De nombreuses tâches et responsabilités illustrées par le sélectionneur argentin dans un entretien accordé au magazine SoFoot : « Derrière, un libéro, deux défenseurs centraux et deux « Carrileros » (joueurs de couloir, ndlr), même si je n’aime pas trop les appeler comme ça, parce qu’on a l’impression qu’ils sont enfermés dans leur couloir. S’ils veulent venir dans l’axe, ont leur met une amende ? Je préfère les appeler milieux-latéraux à la limite… Comme la majorité des équipes jouent avec deux attaquants, on met les deux défenseurs centraux à leur marquage, avec un libéro en couverture, sachant que les latéraux doivent s’occuper du marquage des ailiers, non ? Même si je compte sur eux pour qu’ils attaquent davantage qu’ils ne défendent, et pas seulement du côté où il joue. » Le Carrilero est donc partout, et nulle part, à la fois en défense, au milieu et en attaque, se déplaçant principalement sur un axe afin de transmettre une pression et une énergie supplémentaire au moteur central…tel un piston.
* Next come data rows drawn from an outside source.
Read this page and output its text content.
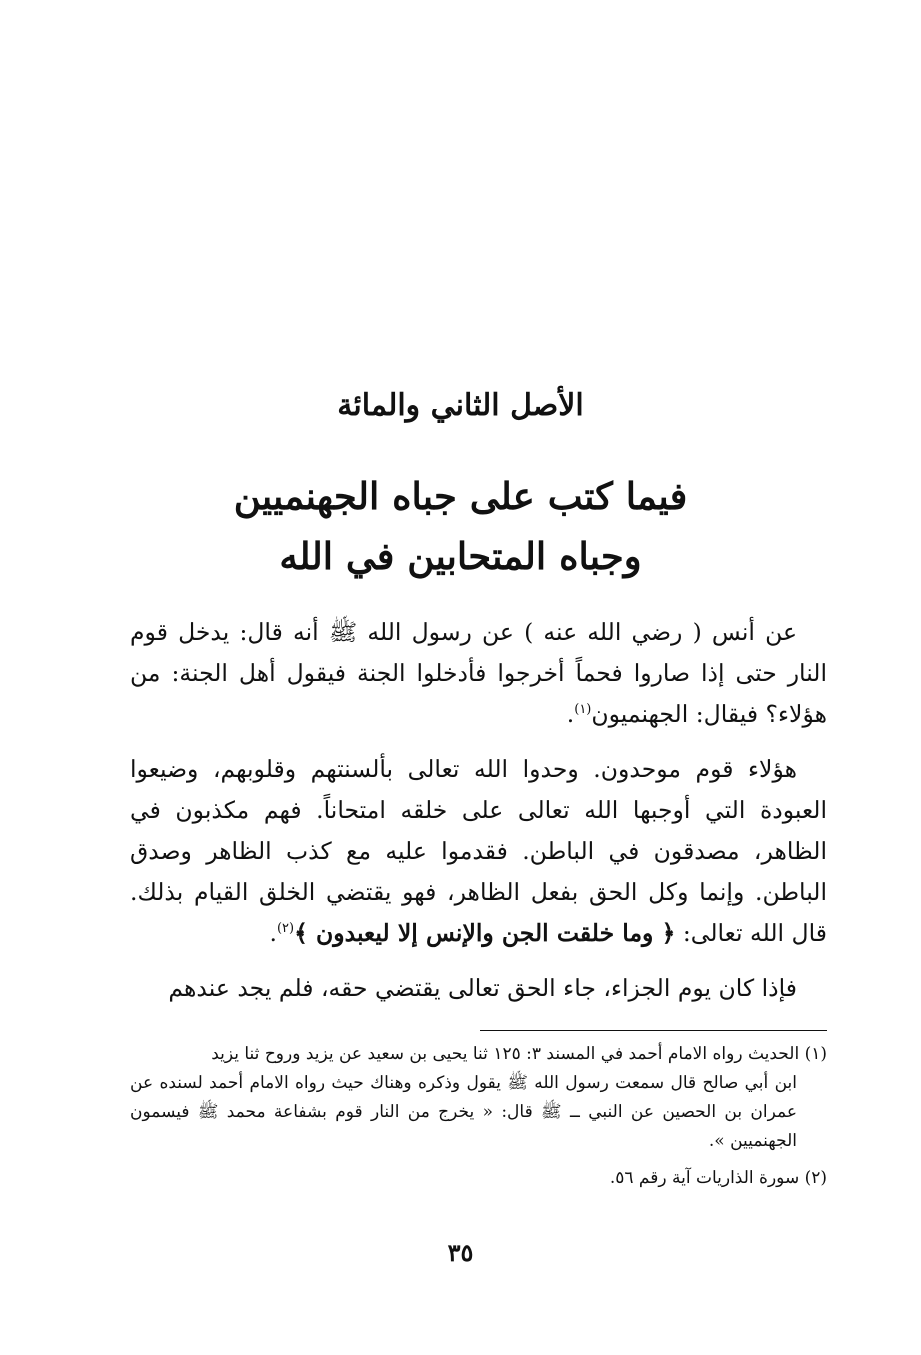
الأصل الثاني والمائة
فيما كتب على جباه الجهنميين
وجباه المتحابين في الله

عن أنس ( رضي الله عنه ) عن رسول الله ﷺ أنه قال: يدخل قوم النار حتى إذا صاروا فحماً أخرجوا فأدخلوا الجنة فيقول أهل الجنة: من هؤلاء؟ فيقال: الجهنميون$^{(١)}$.

هؤلاء قوم موحدون. وحدوا الله تعالى بألسنتهم وقلوبهم، وضيعوا العبودة التي أوجبها الله تعالى على خلقه امتحاناً. فهم مكذبون في الظاهر، مصدقون في الباطن. فقدموا عليه مع كذب الظاهر وصدق الباطن. وإنما وكل الحق بفعل الظاهر، فهو يقتضي الخلق القيام بذلك. قال الله تعالى: ﴿ وما خلقت الجن والإنس إلا ليعبدون ﴾$^{(٢)}$.

فإذا كان يوم الجزاء، جاء الحق تعالى يقتضي حقه، فلم يجد عندهم

(١) الحديث رواه الامام أحمد في المسند ٣: ١٢٥ ثنا يحيى بن سعيد عن يزيد وروح ثنا يزيد
ابن أبي صالح قال سمعت رسول الله ﷺ يقول وذكره وهناك حيث رواه الامام أحمد لسنده عن عمران بن الحصين عن النبي ــ ﷺ قال: « يخرج من النار قوم بشفاعة محمد ﷺ فيسمون الجهنميين ».
(٢) سورة الذاريات آية رقم ٥٦.
٣٥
La révolution du 3-4-3 : attaquants ou pistons, il faut choisir

Ashley Young (à gauche), était ailier avant de descendre d’un cran à Manchester.

Aujourd’hui, les équipes représentant le mieux ce système de défense à 3 et de « Carrileros » sur le côté sont surtout des équipes Italiennes telles que le Napoli de Walter Mazzari avec Christian Maggio et Carlos Zuniga, la Juventus de Conte avec Stephan Lichtsteiner et Kwadwo Asamoah, ou celui de Guardiola, ou en phase offensive, le 4-3-3 classique se muait en 3-4-3 avec un Sergio Busquets se plaçant entre Piqué et Puyol des joueurs comme Pedro, David Villa ou Alexis Sanchez rentrant dans l’axe, et donc, des pistons comme Dani Alves et Eric Abidal chargés de centrer et d’écarter le jeu.
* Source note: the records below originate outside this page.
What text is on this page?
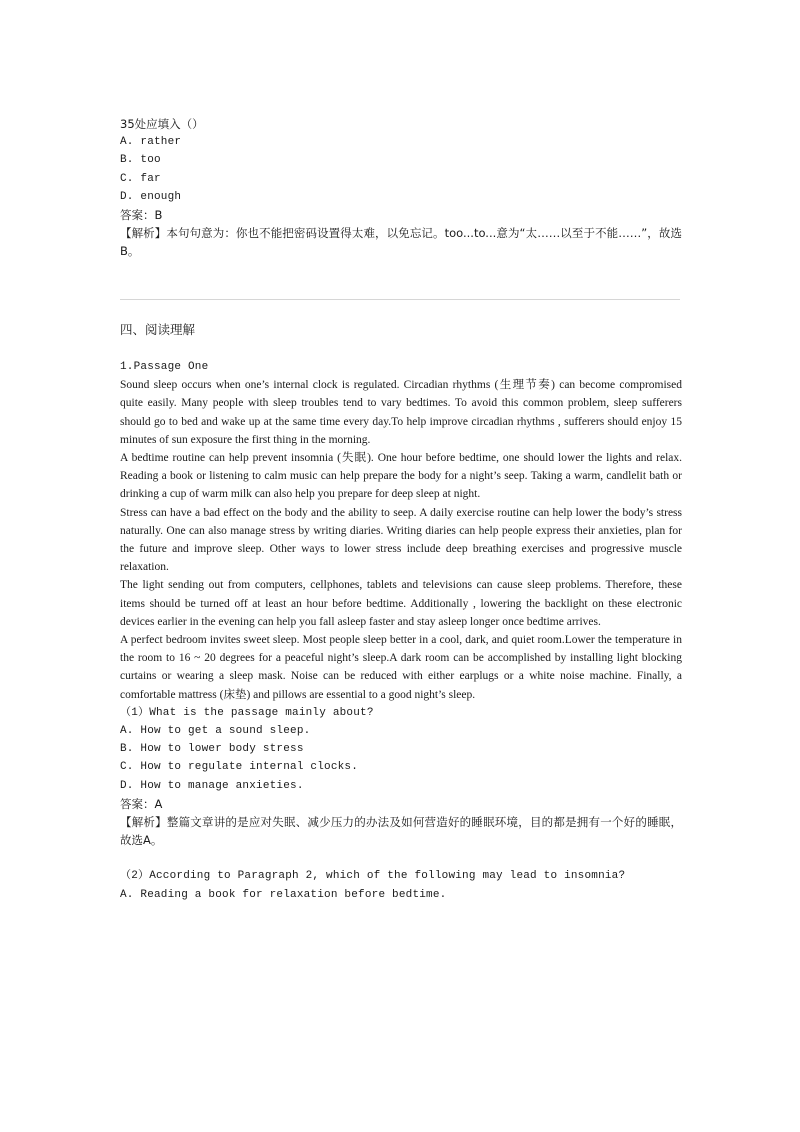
35处应填入（）
A. rather
B. too
C. far
D. enough
答案：B

【解析】本句句意为：你也不能把密码设置得太难，以免忘记。too...to...意为“太……以至于不能……”，故选B。

四、阅读理解
1.Passage One

Sound sleep occurs when one’s internal clock is regulated. Circadian rhythms (生理节奏) can become compromised quite easily. Many people with sleep troubles tend to vary bedtimes. To avoid this common problem, sleep sufferers should go to bed and wake up at the same time every day.To help improve circadian rhythms , sufferers should enjoy 15 minutes of sun exposure the first thing in the morning.

A bedtime routine can help prevent insomnia (失眠). One hour before bedtime, one should lower the lights and relax. Reading a book or listening to calm music can help prepare the body for a night’s seep. Taking a warm, candlelit bath or drinking a cup of warm milk can also help you prepare for deep sleep at night.

Stress can have a bad effect on the body and the ability to seep. A daily exercise routine can help lower the body’s stress naturally. One can also manage stress by writing diaries. Writing diaries can help people express their anxieties, plan for the future and improve sleep. Other ways to lower stress include deep breathing exercises and progressive muscle relaxation.

The light sending out from computers, cellphones, tablets and televisions can cause sleep problems. Therefore, these items should be turned off at least an hour before bedtime. Additionally , lowering the backlight on these electronic devices earlier in the evening can help you fall asleep faster and stay asleep longer once bedtime arrives.

A perfect bedroom invites sweet sleep. Most people sleep better in a cool, dark, and quiet room.Lower the temperature in the room to 16 ~ 20 degrees for a peaceful night’s sleep.A dark room can be accomplished by installing light blocking curtains or wearing a sleep mask. Noise can be reduced with either earplugs or a white noise machine. Finally, a comfortable mattress (床垫) and pillows are essential to a good night’s sleep.

（1）What is the passage mainly about?
A. How to get a sound sleep.
B. How to lower body stress
C. How to regulate internal clocks.
D. How to manage anxieties.
答案：A

【解析】整篇文章讲的是应对失眠、减少压力的办法及如何营造好的睡眠环境，目的都是拥有一个好的睡眠，故选A。

（2）According to Paragraph 2, which of the following may lead to insomnia?
A. Reading a book for relaxation before bedtime.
Dans une interview pour Eurosport, Christian Gourcuff nous confirme que ce renouveau pour le système à 3 vient du 4-3-3 et de l’aspect ultra offensif des latéraux : « Le 3-4-3, c’est une évolution logique du 4-3-3 avec des joueurs qui sont plus dans leur registre à condition d’avoir une capacité de jouer chez l’adversaire […] Dans les équipe qui évoluaient ces dernières années en 4-3-3, les deux latéraux jouaient très haut en phase offensive. Du coup, les deux axiaux s’écartaient. Et, le numéro 6 décrochait dans la ligne défensive. On retrouvait alors une défense à 3 en phase offensive dans une sorte de 3-4-3. » Ainsi, et malgré une paternité argentine et une forte utilisation italienne, c’est bel et bien le Catalan Guardiola qui a remis ce schéma au goût du jour dans l’optique d’avoir un meilleur contrôle de la possession et de trouver plus de solutions de passes courtes, notamment en transition offensive. 
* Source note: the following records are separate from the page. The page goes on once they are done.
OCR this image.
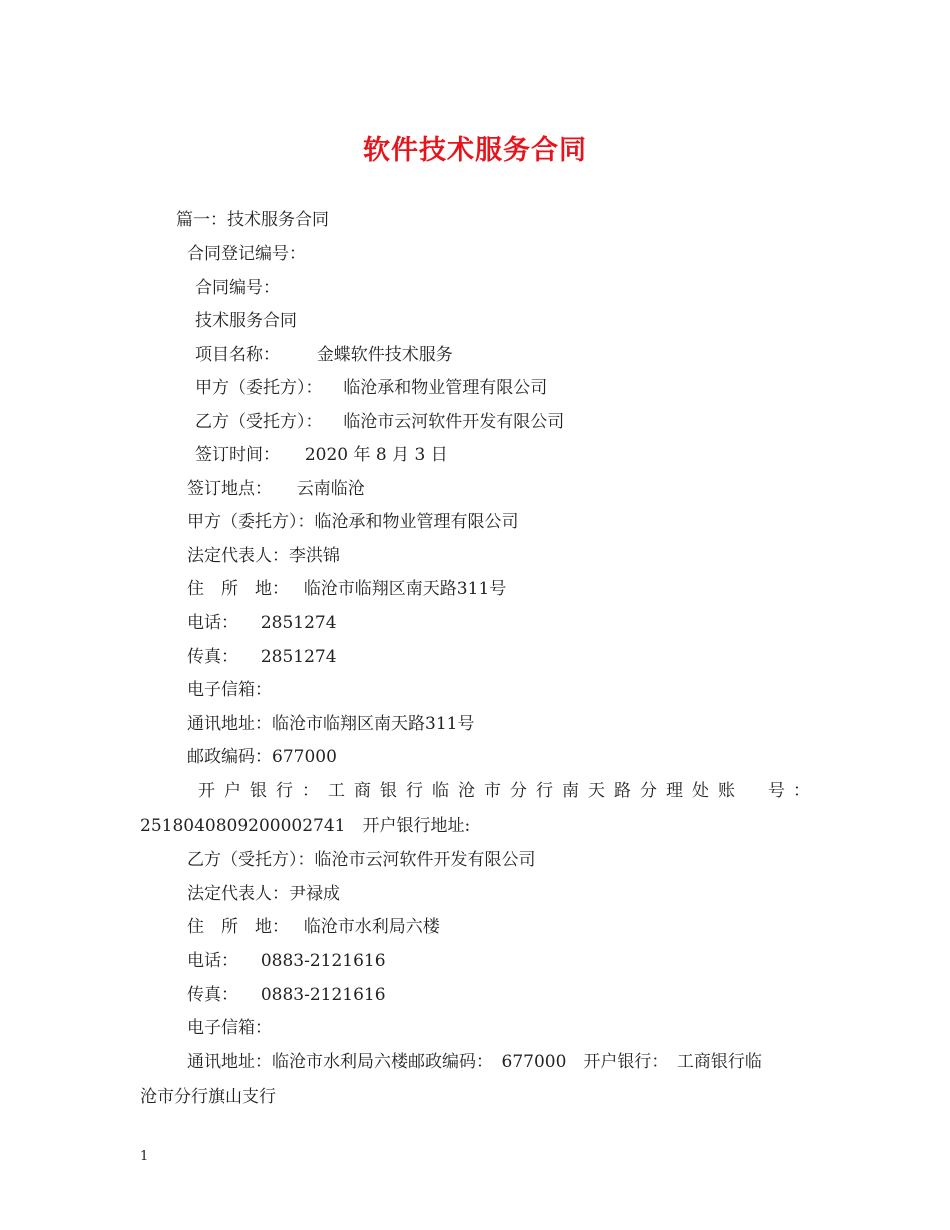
软件技术服务合同
篇一：技术服务合同
合同登记编号：
合同编号：
技术服务合同
项目名称： 金蝶软件技术服务
甲方（委托方）： 临沧承和物业管理有限公司
乙方（受托方）： 临沧市云河软件开发有限公司
签订时间： 2020 年 8 月 3 日
签订地点： 云南临沧
甲方（委托方）：临沧承和物业管理有限公司
法定代表人：李洪锦
住　所　地： 临沧市临翔区南天路311号
电话： 2851274
传真： 2851274
电子信箱：
通讯地址：临沧市临翔区南天路311号
邮政编码：677000
开户银行：工商银行临沧市分行南天路分理处 账　号：
2518040809200002741　开户银行地址:
乙方（受托方）：临沧市云河软件开发有限公司
法定代表人：尹禄成
住　所　地： 临沧市水利局六楼
电话： 0883-2121616
传真： 0883-2121616
电子信箱：
通讯地址：临沧市水利局六楼邮政编码：　677000　开户银行：　工商银行临
沧市分行旗山支行
1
Cet révolution aura également eu un impact majeur sur les joueurs, et notamment sur les offensifs excentrés. En effet, alors que l’on considérait ces joueurs comme des milieux ou des ailiers se devant de « manger » la ligne de touche afin de centrer dans l’axe, bon nombre de ces joueurs sont finalement devenus des attaquants excentrés se devant d’apporter une solution de finition dans la surface de réparation ou devant rentrer dans l’axe pour finir une action (attaquants en faux pied). Enfin, le seul choix restant aux ailiers traditionnels fût de se reconvertir en latéral et donc, avec une composante beaucoup plus défensive. C’est notamment le cas pour Antonio Valencia qui était ailier droit avant d’être repositionné au poste de latéral droit. Même cas de figure pour Ashley Young qui fut ailier gauche au sein d’Aston Villa en 2010 avant de devenir défenseur gauche chez les Red Devils. Enfin, Victor Moses, espoir anglo-nigérian commençait sa carrière en tant qu’ailier droit avant de connaître son vrai poste sous Antonio Conte à Chelsea.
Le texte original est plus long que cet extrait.